Abstract:
The developing economies are characterized by severe fiscal deficit, sky-rocketing public debt and
unstable economic growth. To finance fiscal activities governments’ resources are limited. The deficits can be
corrected through fiscal adjustment and regulations in the shape of government spending cuts, tax increase
and/ or debt creation. One of the basic decisions the government has to make is to share out the burden of
fiscal adjustment between spending, borrowing and taxing with a view to satisfying the dictates of efficiency
and equity, including inter-temporal equity. This fine balancing of policy instruments to achieve well-known
fiscal objectives involves, among other things, an evaluation of the level of taxes and spending to decide
whether to adjust them at the economically realistic levels. Tax increases may be less problematic than
reducing expenditure if the current level of tax revenue is comparatively low based. However, in the former
case, considerations of the tax smoothing acquire significance. Another important issue, which this study
tackles, is the problem of causality between taxes and spending. Particularly, in order to decide which
variable should be given temporal priority, it should be known whether changes in spending lead, follow,
occur simultaneously, or are independent of the changes in tax rates. The present study finds that the fiscal
stances of Sri Lanka, India and Pakistan are not significantly different from other developing countries, so
that our analysis of these countries can be safely generalized to other developing countries. It also aims to
check whether these developing countries have in effect adopted a tax smoothing policy to overcome the
fiscal deficit and what forms such policy has taken. The empirical analysis presented here reveals that
Pakistan and Sri Lanka have tried to minimize the welfare cost of taxation but these have not been policies
fully consistent with the best practice tax smoothing. On the contrary, India has not sought to smooth its tax
rates to minimize the welfare cost at all. Moreover, fiscal policies in Pakistan, Sri Lanka and India have been
consistent with the fiscal synchronization, the spend-and-tax, and the institutional independence hypotheses
respectively. The present study makes quite a few non-trivial recommendations, which may or may not
accord with so-called common sense approaches to such problems. For instances it shows at length that to
minimize the welfare cost of taxation the governments should finance their permanent expenditure by
increasing the tax rate while transitory shocks to the expenditures or output should be financed by creating
public debt. Such debt should, however, be contingent and retired in good days. In the same vein, it
recommends that, a countercyclical (debt falls in booms and rises in recessions) policy might also be adopted.

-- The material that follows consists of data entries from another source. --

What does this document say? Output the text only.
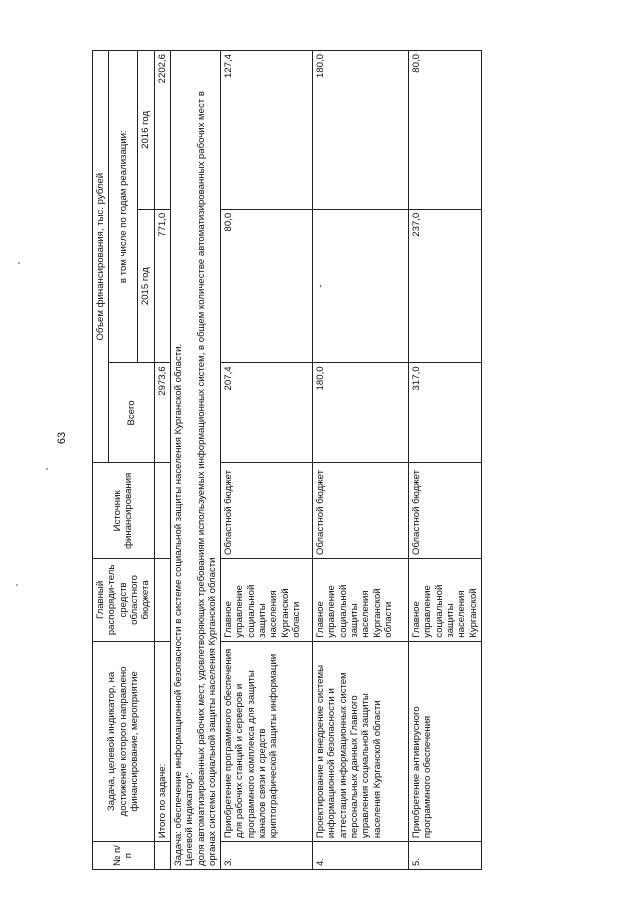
63
№ п/п	Задача, целевой индикатор, на достижение которого направлено финансирование, мероприятие	Главный распоряди-тель средств областного бюджета	Источник финансирования	Объем финансирования, тыс. рублей		
				Всего	в том числе по годам реализации:	
					2015 год	2016 год
	Итого по задаче:			2973,6	771,0	2202,6

Задача: обеспечение информационной безопасности в системе социальной защиты населения Курганской области. Целевой индикатор*: доля автоматизированных рабочих мест, удовлетворяющих требованиям используемых информационных систем, в общем количестве автоматизированных рабочих мест в органах системы социальной защиты населения Курганской области						

3.	Приобретение программного обеспечения для рабочих станций и серверов и программного комплекса для защиты каналов связи и средств криптографической защиты информации	Главное управление социальной защиты населения Курганской области	Областной бюджет	207,4	80,0	127,4
4.	Проектирование и внедрение системы информационной безопасности и аттестации информационных систем персональных данных Главного управления социальной защиты населения Курганской области	Главное управление социальной защиты населения Курганской области	Областной бюджет	180,0	-	180,0
5.	Приобретение антивирусного программного обеспечения	Главное управление социальной защиты населения Курганской	Областной бюджет	317,0	237,0	80,0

On the other, a pro-cyclical policy may lead to volatility in tax rates and increase the welfare cost of taxation.
It is asserted that if developing countries fiscal policies are reformed along the lines suggested in this study it
would lead to major over-hauling of the fiscal stances of the developing countries----those which would lead
to efficient and equitable policies based on robust theoretical and empirical foundations.